February 22—Morning Devotion
“Where the Spirit of the Lord is, there is liberty.”—2 Corinthians 3:17
What liberty, my soul! art thou brought into by thine adoption into the family of God in Christ? Not from the assaults of sin; for thou still carriest about with thee a body of sin, under which thou groanest. Not from the temptations of Satan; for he is still levelling at thee many a fiery dart. Not from outward troubles; for the world thou art still in, thou findest it a wilderness state. Not from inward fears; for thine unbelief begets many. Not from the chastisement of thy wise and kind Father: for then many a sweet visit of his love, under the rod, would be unknown. Not from death; for the stroke of it thou must one day feel—though, blessed be Jesus, he hath taken out the sting in his blood and righteousness. What liberty then is it, my soul, thou enjoyest? What hath the Spirit of the Lord, as a spirit of revelation, discovering to thee the glory of Jesus, and thy interest in him, brought thee into? Oh, who shall write down the vast, the extensive account of thy freedom? Say, my soul, hath not the sight of God’s glory in Christ freed thee from the curse of the law,—from the guilt of the law,—from the dominion of sin,—from the power of Satan,—from the evil of unbelief in thine own heart, —from the terrors of justice,—from the alarms of conscience, from the second death? Say, my soul, doth not the sight of Jesus dying for thee, rising for thee, pleading for thee, enlarge thine heart, and lose thy bonds, and shake off all thy fetters and all thy fears? Doth not Jesus in the throne give thee liberty to come to him, to call upon him, to unbosom thyself unto him, to tell him all thy wants, all thy necessities, and to lean upon his kind arm in every hour of need? Shout, my soul! and echo to the apostle’s words,—”Where the Spirit of the Lord is there is liberty:” liberty to approach, liberty to plead, liberty to pray, liberty to praise and to adore the whole persons of the Godhead, for having opened the prison-doors, and given thee freedom in Christ Jesus!

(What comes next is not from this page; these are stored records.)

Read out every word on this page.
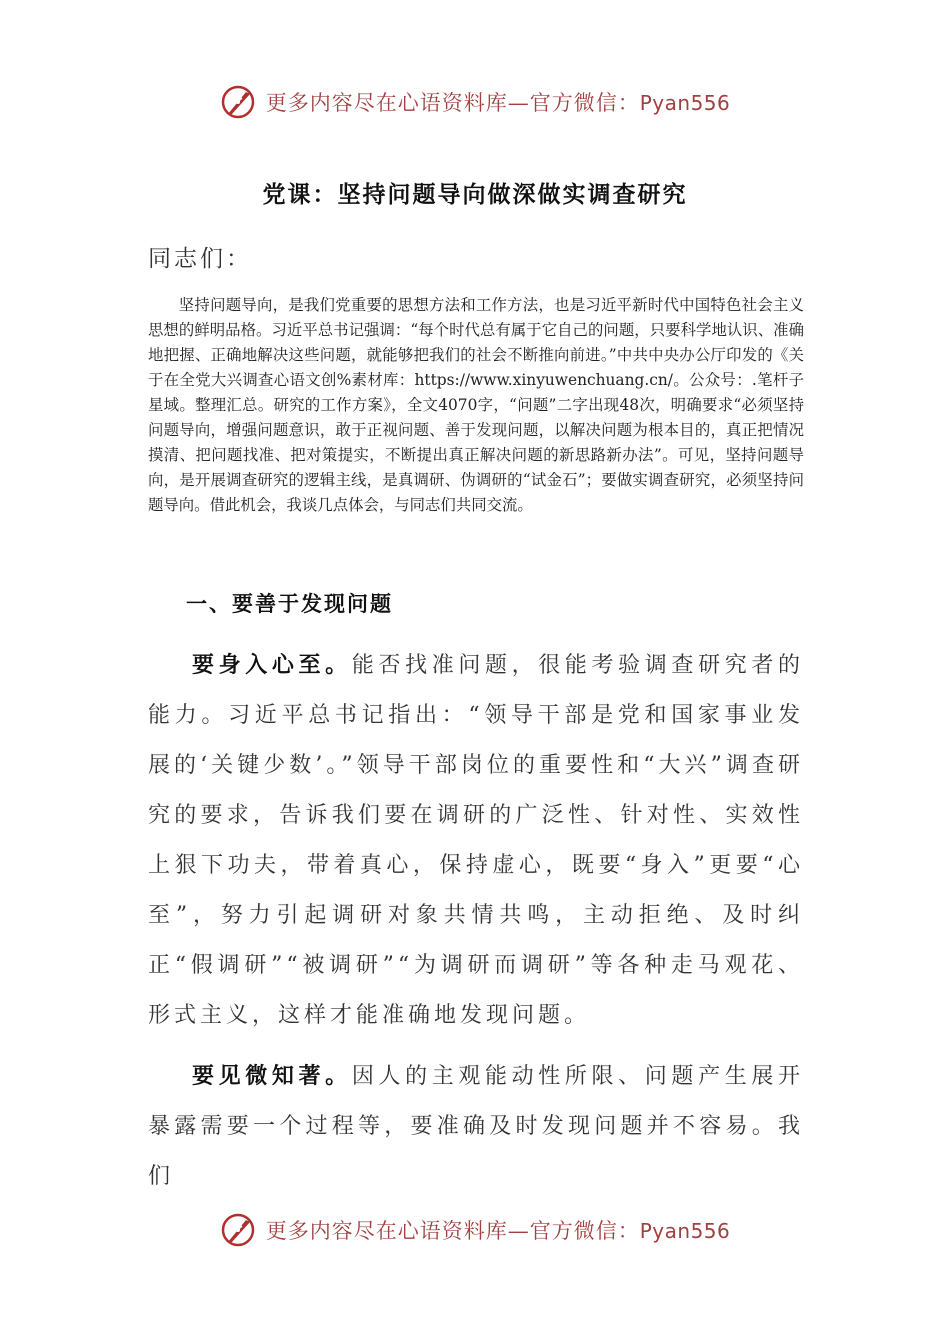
更多内容尽在心语资料库—官方微信：Pyan556
党课：坚持问题导向做深做实调查研究
同志们：

坚持问题导向，是我们党重要的思想方法和工作方法，也是习近平新时代中国特色社会主义思想的鲜明品格。习近平总书记强调：“每个时代总有属于它自己的问题，只要科学地认识、准确地把握、正确地解决这些问题，就能够把我们的社会不断推向前进。”中共中央办公厅印发的《关于在全党大兴调查心语文创%素材库：https://www.xinyuwenchuang.cn/。公众号：.笔杆子星域。整理汇总。研究的工作方案》，全文4070字，“问题”二字出现48次，明确要求“必须坚持问题导向，增强问题意识，敢于正视问题、善于发现问题，以解决问题为根本目的，真正把情况摸清、把问题找准、把对策提实，不断提出真正解决问题的新思路新办法”。可见，坚持问题导向，是开展调查研究的逻辑主线，是真调研、伪调研的“试金石”；要做实调查研究，必须坚持问题导向。借此机会，我谈几点体会，与同志们共同交流。

一、要善于发现问题

要身入心至。能否找准问题，很能考验调查研究者的能力。习近平总书记指出：“领导干部是党和国家事业发展的‘关键少数’。”领导干部岗位的重要性和“大兴”调查研究的要求，告诉我们要在调研的广泛性、针对性、实效性上狠下功夫，带着真心，保持虚心，既要“身入”更要“心至”，努力引起调研对象共情共鸣，主动拒绝、及时纠正“假调研”“被调研”“为调研而调研”等各种走马观花、形式主义，这样才能准确地发现问题。

要见微知著。因人的主观能动性所限、问题产生展开暴露需要一个过程等，要准确及时发现问题并不容易。我们

更多内容尽在心语资料库—官方微信：Pyan556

Robert Hawker (1753-1827) was an Anglican (High-Calvinist) preacher who served as Vicar of Charles Church, Plymouth. John Hazelton wrote of him:
“The prominent features…in Robert Hawker's testimony…was the Person of Christ….Dr. Hawker delighted to speak of his Lord as "My most glorious Christ.” What anxious heart but finds at times in the perusal of the doctor's writings a measure of relief, a softening, and a mellowing? an almost imperceptible yet secret and constraining power in leading out of self and off from the misery and bondage of the flesh into a contemplation of the Person and preciousness of Christ as "the chiefest among ten thousand and the altogether lovely." Christ and Him crucified was emphatically the burden of his song and the keynote of his ministry. He preached his last sermon in Charles Church on March 18th, 1827, and on April 6th he died, after being six years curate and forty-three years vicar of the parish. On the last day of his life he repeated a part of Ephesians 1, from the 6th to the 12th verses, and as he proceeded he enlarged on the verses, but dwelt more fully on these words: "To the praise of His glory Who first trusted in Christ." He paused and asked, "Who first trusted in Christ?" And then made this answer: "It was God the Father Who first trusted in Christ."